In: Finance
I need detailed explanation and additionally what influence has the fact that salary increase will be protected from inflation:
My sister is a public school teacher. She is currently 30 years old and has a Master’s degree. According to her union contract, if she earns her Ph.D., she will make $12,000 more per year (Union contracts also include cost of living increases, so this increase will be protected from inflation). She plans to retire on her 65th birthday, and will earn 80% of her salary in her pension. She has found a Ph.D. program at a nearby university that she can start next year. Importantly, the courses for this course are mostly online, so she can complete them in the evenings and over the summer, so she does not need to stop working. The program costs $10,000 per year and takes 4 years to complete. My sister enjoys learning, so suppose the psychological “costs” of education are small to her.

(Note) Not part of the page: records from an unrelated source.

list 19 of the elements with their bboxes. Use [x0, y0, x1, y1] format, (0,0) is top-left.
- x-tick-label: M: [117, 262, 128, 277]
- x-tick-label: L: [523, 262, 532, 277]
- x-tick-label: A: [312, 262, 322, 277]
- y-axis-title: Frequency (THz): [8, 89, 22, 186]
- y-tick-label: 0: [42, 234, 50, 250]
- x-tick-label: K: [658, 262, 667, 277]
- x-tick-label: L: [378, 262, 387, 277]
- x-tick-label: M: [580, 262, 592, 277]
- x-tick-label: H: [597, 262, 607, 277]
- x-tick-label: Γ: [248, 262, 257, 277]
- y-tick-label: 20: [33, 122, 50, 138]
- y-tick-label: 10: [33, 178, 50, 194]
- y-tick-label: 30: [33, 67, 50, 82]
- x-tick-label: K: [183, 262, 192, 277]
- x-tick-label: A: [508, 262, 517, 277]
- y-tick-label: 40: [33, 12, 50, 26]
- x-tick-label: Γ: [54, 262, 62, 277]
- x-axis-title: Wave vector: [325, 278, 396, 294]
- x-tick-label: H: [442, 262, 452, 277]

(a) What is the net present value of this investment? In your calculation, assume that she starts school next year, she already has the money to pay the costs for the degree so doesn’t require student loans, she will finish her PhD and receive the higher earnings on her 35th birthday, she expects to live until her 80th birthday (consistent with U.S. life expectancy at birth for women), and that the rate of return on alternative investments would be 7% per year. Hint: Use a spreadsheet software instead of using the formulas for the present value of annuities.
(b) In part (a), I had you assume the rate of return on alternative investments was 7%. What would this rate need to be for my sister to be indifferent between doing the PhD and taking the alternative investment?